As the film progresses, Hopkins uses more emotion, and you can see the increased anger building up inside of him through his tense body language and quivering tone. His performance is what powers the film. Through his performance, we see that dementia is much more than memory loss. It usually leads to the loss of reality, time and one’s belief in oneself. 

With his Oscar win for Best Actor for “The Father,” Hopkins became the oldest Oscar nominee and winner for Best Actor at the age of 83. This is arguably his best performance since his last Oscar win for the chilling and nightmare-inducing performance as Dr. Hannibal Lecter in “The Silence of the Lambs.”

What seems like reality to Anthony is really all in his head and what does not seem like reality is reality.

The production design of the film is very subtle and minimalistic as the film takes place in an apartment. However, don’t be deceived. The flat is able to capture the mental deterioration of Anthony throughout the film because of its simplicity. The simplicity allows the audience to easily see changes in the flat that reflect the evolution of Anthony’s dementia. If the film was in a larger setting, changes in production design would be less noticeable to the audience, and the symbolism of the setting would be rendered ineffective.

The production and costume teams used the colors blue and red to show the progression of Anthony’s dementia. Usually, blue is associated with ideas of hope, good and even truth. In this film, blue represents Anthony’s delusions. There are few instances where blue is not present. 

This use of color is what left me in shock once I understood that it symbolized his delusions. Since the majority of the film has the presence of blue, pretty much everything that was going on in the film is a delusion of Anthony’s. To make matters worse, the few scenes with the presence of red were so different in the dialogue and physical appearance of the flat that these seemed like the delusions of Anthony. This is truly haunting. What seems like reality to Anthony is really all in his head and what does not seem like reality is reality. How can you not be terrified by that?
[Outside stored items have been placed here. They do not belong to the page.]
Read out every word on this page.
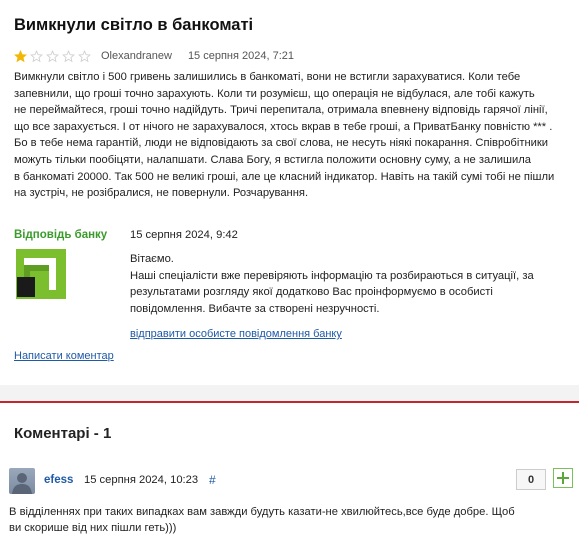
Вимкнули світло в банкоматі
Olexandranew 15 серпня 2024, 7:21
Вимкнули світло і 500 гривень залишились в банкоматі, вони не встигли зарахуватися. Коли тебе
запевнили, що гроші точно зарахують. Коли ти розумієш, що операція не відбулася, але тобі кажуть
не переймайтеся, гроші точно надійдуть. Тричі перепитала, отримала впевнену відповідь гарячої лінії,
що все зарахується. І от нічого не зарахувалося, хтось вкрав в тебе гроші, а ПриватБанку повністю *** .
Бо в тебе нема гарантій, люди не відповідають за свої слова, не несуть ніякі покарання. Співробітники
можуть тільки пообіцяти, налапшати. Слава Богу, я встигла положити основну суму, а не залишила
в банкоматі 20000. Так 500 не великі гроші, але це класний індикатор. Навіть на такій сумі тобі не пішли
на зустріч, не розібралися, не повернули. Розчарування.
Відповідь банку 15 серпня 2024, 9:42
Вітаємо.
Наші спеціалісти вже перевіряють інформацію та розбираються в ситуації, за
результатами розгляду якої додатково Вас проінформуємо в особисті
повідомлення. Вибачте за створені незручності.
відправити особисте повідомлення банку
Написати коментар
Коментарі - 1
efess 15 серпня 2024, 10:23 #	0
В відділеннях при таких випадках вам завжди будуть казати-не хвилюйтесь,все буде добре. Щоб
ви скорише від них пішли геть)))
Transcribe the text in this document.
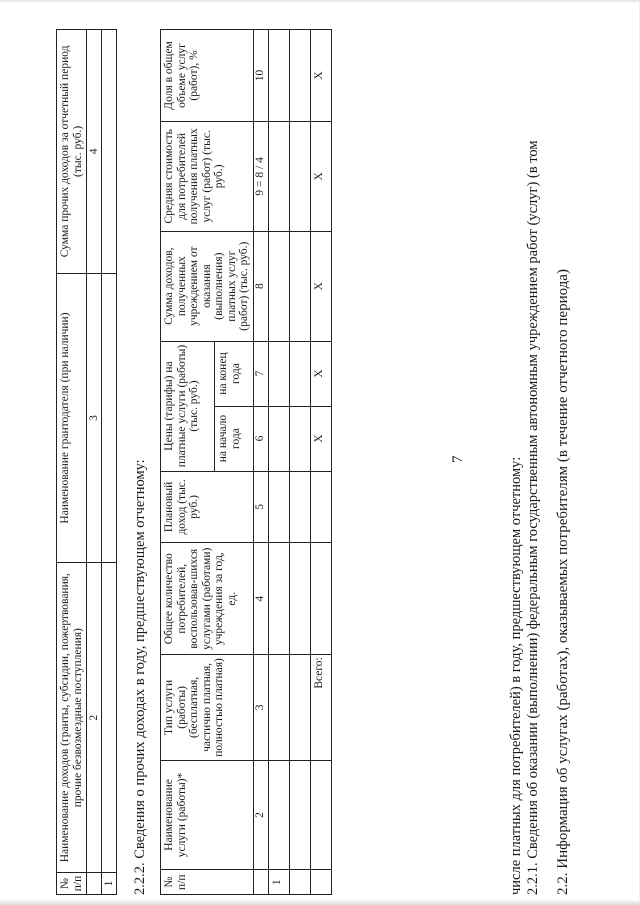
7	2.2. Информация об услугах (работах), оказываемых потребителям (в течение отчетного периода)
2.2.1. Сведения об оказании (выполнении) федеральным государственным автономным учреждением работ (услуг) (в том
числе платных для потребителей) в году, предшествующем отчетному:
№ п/п	Наименование услуги (работы)*	Тип услуги (работы) (бесплатная, частично платная, полностью платная)	Общее количество потребителей, воспользовав-шихся услугами (работами) учреждения за год, ед.	Плановый доход (тыс. руб.)	Цены (тарифы) на платные услуги (работы) (тыс. руб.)		Сумма доходов, полученных учреждением от оказания (выполнения) платных услуг (работ) (тыс. руб.)	Средняя стоимость для потребителей получения платных услуг (работ) (тыс. руб.)	Доля в общем объеме услуг (работ), %
					на начало года	на конец года			
	2	3	4	5	6	7	8	9 = 8 / 4	10
1									

		Всего:			X	X	X	X	X
2.2.2. Сведения о прочих доходах в году, предшествующем отчетному:
№ п/п	Наименование доходов (гранты, субсидии, пожертвования, прочие безвозмездные поступления)	Наименование грантодателя (при наличии)	Сумма прочих доходов за отчетный период (тыс. руб.)
	2	3	4
1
The Oscar-winning adapted screenplay by Zeller and co-writer Christopher Hampton masterfully uses a subjective perspective. Usually in films that tackle mental diseases or conditions, an objective perspective is used. The audience is an outside viewer who can tell that what the characters are seeing or saying are delusions or off-kilter. However, in “The Father,” a subjective perspective is used as we become a part of Anthony. We can visually see all of his delusions. This is what makes the scenes shocking and powerful because the viewers cannot tell what reality is, just like Anthony.

This unique perspective emphasizes the confusion that comes with dementia, leaving the audience to question everything that happened in the film. That is the point of “The Father” — you are not supposed to understand what is truly reality.  

“The Father” offers a much-needed look at dementia, a topic that is often misunderstood or put to the side in society. The film helps people feel what it’s like to have dementia in hopes that people treat it as the serious and common problem that it is. Hopefully, people understand more about dementia and sympathize with those who have it after watching “The Father.”